La prise de date (enveloppe Soleau, huissier…) : On l’a vu plus haut la date de création est très importante notamment pour invoquer valablement le droit d’auteur, une méthode efficace et peu couteuse consiste à déposer sa collection dans une enveloppe Soleau ou chez un huissier afin de lui donner date certaine.

Le secret d’affaire : Une Directive européenne 2016/943 du 8 juin 2016 sur la protection des savoir-faire et des informations commerciales non divulgués (secrets d’affaires), en voie de transposition en droit français, tend vers la création d’un régime de protection au sein de l’Union Européenne du savoir-faire par la protection des secrets d’affaires. Le recours au secret constitue un outil de protection utile pour les innovations non-technologiques et technologiques non brevetées, dont l’industrie du textile regorge. Les entreprises vont avoir un rôle à jouer par l’écriture et le respect de process de la confidentialité et des mesures de protection des secrets. Nous attirons ici l’attention des entreprises sur l’importance de prévoir des clauses de propriété intellectuelle au sein des contrats de travail des salariés inventeurs ou créateurs sont essentielles.

Le brevet notamment pour les textiles à usage techniques (automobile, sports, santé, aéronautique..) ou pour les textiles connectés – lire sur ce sujet le très complet Livre blanc sur les textiles intelligents de l’Union des Industries textiles qui constate que l’industrie de la mode est un faible déposant de brevets malgré l’essor des innovations techniques dans ce domaine. En déposant un brevet l’entreprise se crée un monopole d’exploitation d’une durée maximale de 20 ans et s’assure bien souvent un avantage compétitif stratégique. C’est le choix fait par la société Cityzen Sciences avec un T-shirt qui intègre des capteurs au tissu (dizaine de brevets déposés) pour leur D-shirt par ailleurs déposé à titre de marque !

Pour faire échec aux contrefacteurs, certains créateurs de mode ont également recours à des astuces insérées dans leur création : par exemple certains intègrent à leurs marques des fils ayant fait l’objet d’un traitement spécial ou d’autres techniques de protection permettant de faciliter la distinction entre originaux et imitations.

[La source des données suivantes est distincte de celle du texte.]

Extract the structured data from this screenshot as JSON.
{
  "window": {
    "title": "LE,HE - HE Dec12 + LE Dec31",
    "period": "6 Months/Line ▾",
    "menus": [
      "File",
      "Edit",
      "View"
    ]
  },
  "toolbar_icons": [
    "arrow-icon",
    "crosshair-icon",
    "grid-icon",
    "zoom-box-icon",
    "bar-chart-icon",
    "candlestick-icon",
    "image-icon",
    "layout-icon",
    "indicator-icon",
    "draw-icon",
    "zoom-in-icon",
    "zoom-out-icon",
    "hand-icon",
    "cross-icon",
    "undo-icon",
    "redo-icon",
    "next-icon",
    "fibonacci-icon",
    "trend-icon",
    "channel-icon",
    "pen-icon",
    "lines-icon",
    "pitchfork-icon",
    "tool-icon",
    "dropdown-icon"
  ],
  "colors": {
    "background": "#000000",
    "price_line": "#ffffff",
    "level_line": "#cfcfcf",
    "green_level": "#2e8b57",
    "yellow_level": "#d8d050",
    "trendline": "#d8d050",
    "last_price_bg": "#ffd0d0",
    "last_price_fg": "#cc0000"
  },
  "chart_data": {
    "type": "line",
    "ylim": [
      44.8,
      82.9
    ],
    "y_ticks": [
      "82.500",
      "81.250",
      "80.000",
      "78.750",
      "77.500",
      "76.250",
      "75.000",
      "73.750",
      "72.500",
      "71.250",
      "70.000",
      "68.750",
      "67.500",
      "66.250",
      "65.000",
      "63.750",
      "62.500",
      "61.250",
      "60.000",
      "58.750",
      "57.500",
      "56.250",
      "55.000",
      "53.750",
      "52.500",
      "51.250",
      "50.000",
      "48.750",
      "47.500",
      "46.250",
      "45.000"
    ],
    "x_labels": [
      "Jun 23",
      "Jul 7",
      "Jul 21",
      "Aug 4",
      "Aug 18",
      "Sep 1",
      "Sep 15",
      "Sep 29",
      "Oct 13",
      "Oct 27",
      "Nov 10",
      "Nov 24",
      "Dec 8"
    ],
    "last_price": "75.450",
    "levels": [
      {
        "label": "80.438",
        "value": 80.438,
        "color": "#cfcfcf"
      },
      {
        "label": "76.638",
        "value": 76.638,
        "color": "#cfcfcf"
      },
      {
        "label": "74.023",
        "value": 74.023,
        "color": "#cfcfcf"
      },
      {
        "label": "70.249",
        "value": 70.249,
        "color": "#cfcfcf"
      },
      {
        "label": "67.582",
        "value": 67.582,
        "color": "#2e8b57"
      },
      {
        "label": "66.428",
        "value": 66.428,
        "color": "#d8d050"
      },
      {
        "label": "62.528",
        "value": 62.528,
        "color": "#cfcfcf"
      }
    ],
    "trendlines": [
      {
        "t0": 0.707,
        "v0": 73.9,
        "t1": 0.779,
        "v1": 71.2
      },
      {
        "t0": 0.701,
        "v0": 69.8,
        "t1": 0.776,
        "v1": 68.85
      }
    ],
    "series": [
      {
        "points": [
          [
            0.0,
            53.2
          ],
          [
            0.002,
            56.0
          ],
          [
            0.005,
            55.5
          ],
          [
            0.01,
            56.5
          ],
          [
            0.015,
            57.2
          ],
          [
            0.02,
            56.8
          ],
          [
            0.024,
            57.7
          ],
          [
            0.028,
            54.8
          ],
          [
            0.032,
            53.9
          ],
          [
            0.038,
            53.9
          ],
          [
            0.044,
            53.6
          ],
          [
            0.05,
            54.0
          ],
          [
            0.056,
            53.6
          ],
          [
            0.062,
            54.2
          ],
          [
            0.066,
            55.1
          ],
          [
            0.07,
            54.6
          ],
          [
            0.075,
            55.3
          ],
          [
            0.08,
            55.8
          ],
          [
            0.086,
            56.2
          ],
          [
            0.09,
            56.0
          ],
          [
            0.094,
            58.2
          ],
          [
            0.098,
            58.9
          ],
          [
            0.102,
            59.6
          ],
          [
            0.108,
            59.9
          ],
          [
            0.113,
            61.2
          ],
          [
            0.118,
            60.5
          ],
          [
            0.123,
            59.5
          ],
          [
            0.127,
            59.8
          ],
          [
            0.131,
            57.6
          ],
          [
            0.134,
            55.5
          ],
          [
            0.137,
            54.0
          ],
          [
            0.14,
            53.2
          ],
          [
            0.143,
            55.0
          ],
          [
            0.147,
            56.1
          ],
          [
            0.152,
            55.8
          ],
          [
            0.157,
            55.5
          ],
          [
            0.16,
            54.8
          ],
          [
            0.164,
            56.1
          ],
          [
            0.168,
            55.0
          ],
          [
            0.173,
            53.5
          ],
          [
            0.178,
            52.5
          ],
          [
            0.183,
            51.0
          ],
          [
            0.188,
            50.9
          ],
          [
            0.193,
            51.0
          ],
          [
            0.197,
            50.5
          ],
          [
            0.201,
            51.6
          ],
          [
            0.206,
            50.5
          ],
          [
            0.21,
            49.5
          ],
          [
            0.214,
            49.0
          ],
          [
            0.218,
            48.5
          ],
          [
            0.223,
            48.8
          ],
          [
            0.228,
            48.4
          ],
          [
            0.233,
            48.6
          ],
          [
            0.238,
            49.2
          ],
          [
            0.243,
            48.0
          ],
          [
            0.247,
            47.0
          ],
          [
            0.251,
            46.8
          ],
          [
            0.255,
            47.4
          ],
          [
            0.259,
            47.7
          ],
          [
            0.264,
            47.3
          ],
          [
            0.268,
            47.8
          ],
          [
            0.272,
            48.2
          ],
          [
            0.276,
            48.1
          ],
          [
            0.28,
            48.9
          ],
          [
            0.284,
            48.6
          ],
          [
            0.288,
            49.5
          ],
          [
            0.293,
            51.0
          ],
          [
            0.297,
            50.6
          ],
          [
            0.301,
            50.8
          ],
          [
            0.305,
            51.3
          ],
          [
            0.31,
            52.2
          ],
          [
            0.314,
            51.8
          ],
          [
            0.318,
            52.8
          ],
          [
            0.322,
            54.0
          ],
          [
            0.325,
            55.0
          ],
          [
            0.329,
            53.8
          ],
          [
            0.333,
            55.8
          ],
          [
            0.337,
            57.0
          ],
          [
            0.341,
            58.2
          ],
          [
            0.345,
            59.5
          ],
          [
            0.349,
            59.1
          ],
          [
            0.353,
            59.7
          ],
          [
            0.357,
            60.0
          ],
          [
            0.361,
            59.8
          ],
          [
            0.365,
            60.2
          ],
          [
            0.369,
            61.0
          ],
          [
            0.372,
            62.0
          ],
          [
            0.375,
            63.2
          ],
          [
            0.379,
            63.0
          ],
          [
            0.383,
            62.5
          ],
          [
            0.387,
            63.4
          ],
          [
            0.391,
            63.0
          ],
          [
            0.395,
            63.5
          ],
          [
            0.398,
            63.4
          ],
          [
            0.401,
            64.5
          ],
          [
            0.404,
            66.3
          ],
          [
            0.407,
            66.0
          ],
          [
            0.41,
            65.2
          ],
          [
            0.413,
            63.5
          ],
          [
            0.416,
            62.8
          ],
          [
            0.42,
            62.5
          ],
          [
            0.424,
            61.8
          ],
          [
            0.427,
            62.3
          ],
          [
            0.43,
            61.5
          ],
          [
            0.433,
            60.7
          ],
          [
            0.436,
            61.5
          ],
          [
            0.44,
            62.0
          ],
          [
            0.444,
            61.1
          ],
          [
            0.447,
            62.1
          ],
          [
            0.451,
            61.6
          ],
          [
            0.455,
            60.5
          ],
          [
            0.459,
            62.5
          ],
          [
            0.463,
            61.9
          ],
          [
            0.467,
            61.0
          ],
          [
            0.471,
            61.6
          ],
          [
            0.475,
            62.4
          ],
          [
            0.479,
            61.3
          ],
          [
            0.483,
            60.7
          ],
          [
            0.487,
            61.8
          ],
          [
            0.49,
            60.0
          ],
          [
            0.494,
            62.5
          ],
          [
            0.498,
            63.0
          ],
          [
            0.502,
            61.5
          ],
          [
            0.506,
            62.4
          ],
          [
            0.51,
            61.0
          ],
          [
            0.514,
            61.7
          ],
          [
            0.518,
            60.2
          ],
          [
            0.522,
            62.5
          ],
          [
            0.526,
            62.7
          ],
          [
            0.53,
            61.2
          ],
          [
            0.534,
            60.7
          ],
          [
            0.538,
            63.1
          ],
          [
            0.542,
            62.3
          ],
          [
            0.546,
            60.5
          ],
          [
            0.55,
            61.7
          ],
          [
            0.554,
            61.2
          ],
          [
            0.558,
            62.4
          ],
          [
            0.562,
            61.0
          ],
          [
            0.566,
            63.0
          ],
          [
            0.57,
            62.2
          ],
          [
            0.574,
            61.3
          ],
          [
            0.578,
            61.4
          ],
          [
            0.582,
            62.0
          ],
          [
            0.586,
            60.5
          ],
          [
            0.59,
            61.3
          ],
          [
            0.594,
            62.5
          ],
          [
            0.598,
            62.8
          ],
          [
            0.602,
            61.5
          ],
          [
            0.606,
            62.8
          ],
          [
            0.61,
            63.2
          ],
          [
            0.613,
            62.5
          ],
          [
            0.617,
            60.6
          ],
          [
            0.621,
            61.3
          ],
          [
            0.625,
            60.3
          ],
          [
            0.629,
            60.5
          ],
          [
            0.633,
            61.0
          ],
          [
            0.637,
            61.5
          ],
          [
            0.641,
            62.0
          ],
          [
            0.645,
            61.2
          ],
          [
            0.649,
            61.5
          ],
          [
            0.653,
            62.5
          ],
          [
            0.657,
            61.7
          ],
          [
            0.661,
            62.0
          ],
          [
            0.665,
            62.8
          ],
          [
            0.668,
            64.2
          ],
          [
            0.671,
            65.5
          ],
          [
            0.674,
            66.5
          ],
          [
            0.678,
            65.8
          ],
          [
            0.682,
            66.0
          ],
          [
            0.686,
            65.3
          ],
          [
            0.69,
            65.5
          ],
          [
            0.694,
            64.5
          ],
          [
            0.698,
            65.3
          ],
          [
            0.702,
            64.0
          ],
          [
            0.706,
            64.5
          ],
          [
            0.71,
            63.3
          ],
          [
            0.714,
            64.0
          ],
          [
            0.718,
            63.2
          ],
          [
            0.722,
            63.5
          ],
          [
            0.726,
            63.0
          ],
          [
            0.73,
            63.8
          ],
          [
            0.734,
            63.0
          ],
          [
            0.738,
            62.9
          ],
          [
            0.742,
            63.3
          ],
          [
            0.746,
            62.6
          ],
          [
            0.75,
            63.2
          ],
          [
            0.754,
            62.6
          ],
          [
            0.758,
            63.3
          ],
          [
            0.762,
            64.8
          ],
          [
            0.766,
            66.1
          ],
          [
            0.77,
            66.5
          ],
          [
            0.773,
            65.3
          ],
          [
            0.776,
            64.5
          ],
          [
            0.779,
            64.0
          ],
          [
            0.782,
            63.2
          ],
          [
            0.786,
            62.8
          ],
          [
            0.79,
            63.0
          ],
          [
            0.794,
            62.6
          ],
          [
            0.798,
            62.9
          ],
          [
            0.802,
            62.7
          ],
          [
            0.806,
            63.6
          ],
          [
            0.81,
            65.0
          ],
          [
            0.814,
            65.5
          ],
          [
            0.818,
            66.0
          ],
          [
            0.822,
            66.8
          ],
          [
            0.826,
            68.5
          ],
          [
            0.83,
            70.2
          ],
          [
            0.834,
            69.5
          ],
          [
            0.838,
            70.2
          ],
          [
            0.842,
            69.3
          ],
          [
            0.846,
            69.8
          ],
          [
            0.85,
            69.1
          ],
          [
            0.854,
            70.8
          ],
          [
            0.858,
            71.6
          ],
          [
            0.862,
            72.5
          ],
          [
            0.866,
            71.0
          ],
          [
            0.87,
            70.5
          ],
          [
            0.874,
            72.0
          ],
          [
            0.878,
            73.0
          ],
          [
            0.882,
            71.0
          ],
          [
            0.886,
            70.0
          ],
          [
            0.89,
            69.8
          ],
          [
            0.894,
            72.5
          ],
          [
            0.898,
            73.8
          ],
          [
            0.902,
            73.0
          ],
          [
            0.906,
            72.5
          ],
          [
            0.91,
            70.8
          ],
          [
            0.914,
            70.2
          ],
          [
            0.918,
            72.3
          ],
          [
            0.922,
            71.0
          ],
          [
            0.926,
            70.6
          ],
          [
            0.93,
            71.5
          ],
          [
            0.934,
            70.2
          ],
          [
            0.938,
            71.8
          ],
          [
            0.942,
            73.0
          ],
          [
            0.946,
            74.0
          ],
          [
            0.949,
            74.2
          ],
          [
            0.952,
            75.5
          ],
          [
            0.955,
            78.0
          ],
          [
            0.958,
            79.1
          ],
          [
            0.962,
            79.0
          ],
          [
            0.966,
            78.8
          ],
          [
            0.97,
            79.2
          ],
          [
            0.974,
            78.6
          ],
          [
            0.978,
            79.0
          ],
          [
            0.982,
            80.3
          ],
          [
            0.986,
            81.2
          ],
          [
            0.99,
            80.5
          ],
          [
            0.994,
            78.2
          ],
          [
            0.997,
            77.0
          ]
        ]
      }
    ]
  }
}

Certaines entreprises bénéficiant d’une certaine renommée font un pied de nez aux contrefacteurs : comme la marque Diesel qui a conçu et vendu en ce début d’année des vêtements «Deisel» à l’initiative de son fondateur Renzo Rosso qui entendait ainsi attirer l’attention sur le phénomène de la contrefaçon.

La contrefaçon coûte chaque année 7 milliards d’euros à la France. Pour les entreprises, elle représente un manque à gagner et une menace pour la préservation de leur savoir-faire. Comme nous venons de le voir, il existe plusieurs outils juridiques pour anticiper et s’en prémunir et il ne faut pas s’en priver car les créations et les innovations de l’industrie textile sont de précieux atouts.